As we can see, the results are relatively bad. Up until the beginning of 2019, the strategy keeps up with the benchmark. But afterwards, it starts underperforming. In the whole period, the strategy has an 8.34% annualized return and an annualized volatility of 19.90%, compared to the benchmark’s 11.36% return and 18.91% volatility. Nevertheless, this is the least important part. Now, we want to test whether a SOM will help with our results.

What will be our algorithm? It depends on what we want to achieve. We think diversification is always a worthy goal, and we want to use financial ratios. So we have settled on the following: we will use a SOM to cluster together similar assets, in terms of their Debt to Equity, Return on Equity, and Price to Earnings. When we have trained our SOM, we will pick assets one by one from our original ranking (remember, a 6-month momentum ranking). Every time we do so, we see which other assets fall close to it in the map (as assigned by their respective BMU’s), and penalize them on the ranking.

In this case, we have 2 parameters to fix or study.

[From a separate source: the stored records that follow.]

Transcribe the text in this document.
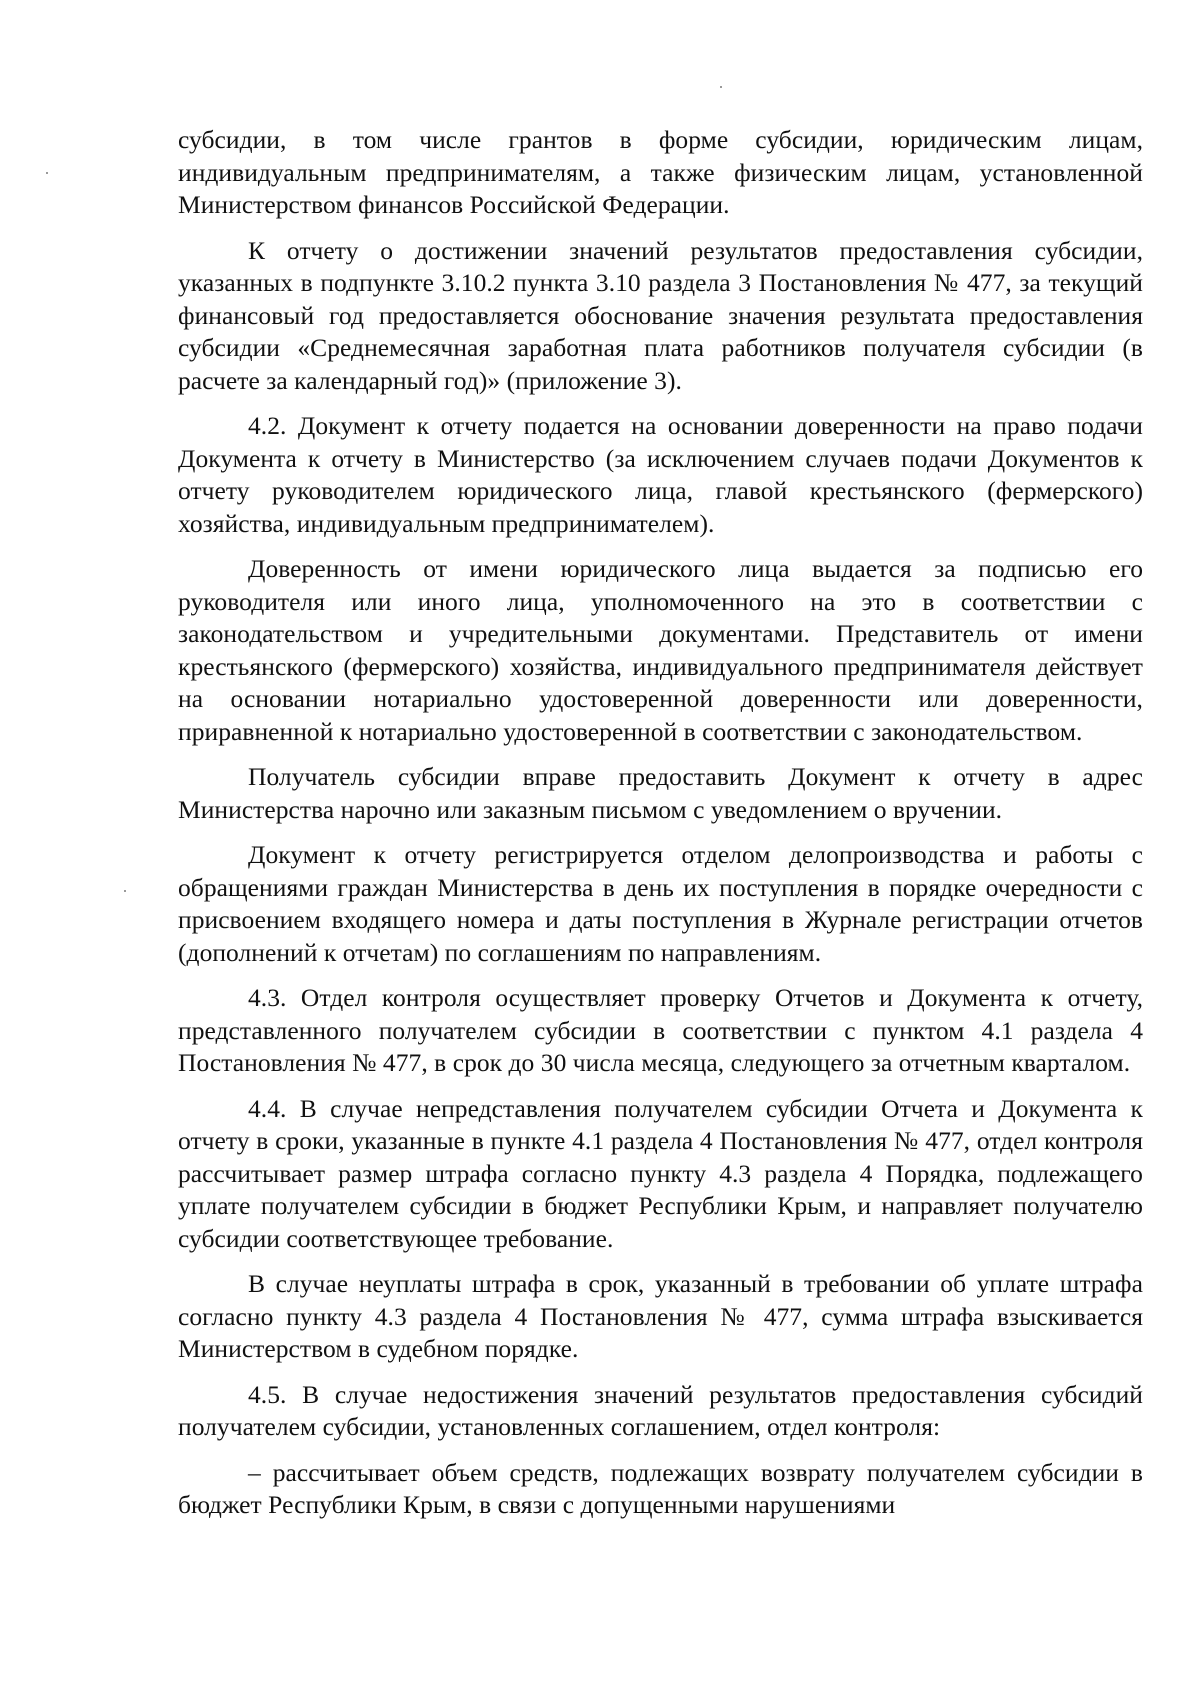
субсидии, в том числе грантов в форме субсидии, юридическим лицам, индивидуальным предпринимателям, а также физическим лицам, установленной Министерством финансов Российской Федерации.

К отчету о достижении значений результатов предоставления субсидии, указанных в подпункте 3.10.2 пункта 3.10 раздела 3 Постановления № 477, за текущий финансовый год предоставляется обоснование значения результата предоставления субсидии «Среднемесячная заработная плата работников получателя субсидии (в расчете за календарный год)» (приложение 3).

4.2. Документ к отчету подается на основании доверенности на право подачи Документа к отчету в Министерство (за исключением случаев подачи Документов к отчету руководителем юридического лица, главой крестьянского (фермерского) хозяйства, индивидуальным предпринимателем).

Доверенность от имени юридического лица выдается за подписью его руководителя или иного лица, уполномоченного на это в соответствии с законодательством и учредительными документами. Представитель от имени крестьянского (фермерского) хозяйства, индивидуального предпринимателя действует на основании нотариально удостоверенной доверенности или доверенности, приравненной к нотариально удостоверенной в соответствии с законодательством.

Получатель субсидии вправе предоставить Документ к отчету в адрес Министерства нарочно или заказным письмом с уведомлением о вручении.

Документ к отчету регистрируется отделом делопроизводства и работы с обращениями граждан Министерства в день их поступления в порядке очередности с присвоением входящего номера и даты поступления в Журнале регистрации отчетов (дополнений к отчетам) по соглашениям по направлениям.

4.3. Отдел контроля осуществляет проверку Отчетов и Документа к отчету, представленного получателем субсидии в соответствии с пунктом 4.1 раздела 4 Постановления № 477, в срок до 30 числа месяца, следующего за отчетным кварталом.

4.4. В случае непредставления получателем субсидии Отчета и Документа к отчету в сроки, указанные в пункте 4.1 раздела 4 Постановления № 477, отдел контроля рассчитывает размер штрафа согласно пункту 4.3 раздела 4 Порядка, подлежащего уплате получателем субсидии в бюджет Республики Крым, и направляет получателю субсидии соответствующее требование.

В случае неуплаты штрафа в срок, указанный в требовании об уплате штрафа согласно пункту 4.3 раздела 4 Постановления № 477, сумма штрафа взыскивается Министерством в судебном порядке.

4.5. В случае недостижения значений результатов предоставления субсидий получателем субсидии, установленных соглашением, отдел контроля:

– рассчитывает объем средств, подлежащих возврату получателем субсидии в бюджет Республики Крым, в связи с допущенными нарушениями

First, we have to decide the **distance limit**, the maximum distance (between corresponding BMU’s) in which we want to penalize other assets. And second, we must decide how, and how much, to **penalize** them. In our case, as a naive example, we have fixed the distance limit to 5, and we have decided to penalize adding positions to the momentum ranking following:

\(

rank_i := rank_i – \frac {20} {d(i, s)}

\)

Where *i* is the asset to penalize, and *s* is the selected asset.

When we finish doing this for the first selected asset, we select the second one (using our modified ranking, and of course excluding our already selected asset) and start over. As we have to train a new SOM every day, the simulation will take a little time. But, as it is a simple algorithm, it should not take very long.

## Results

Now, let’s see if we have been able to improve our results.

Indeed, we seem to have improved our results in the studied period. The SOM enhanced momentum strategy achieves an 11.51% annualized return, with a 19.05% annualized volatility. Still, we can see that until 2019, the SOM enhanced strategy underperforms both the naive momentum and the benchmark. It’s in 2021 and 2022 when it really shines, catching up to the benchmark.

A few questions are left as an exercise for the reader:

- How would you
**implement**the algorithm? - Using the provided penalizing method, what would be the
**optimal parameters**? How would you make sure not to**overfit**the training data? - Is there a
**better**method of**penalization**? Or maybe a better set of**financial ratios**to use?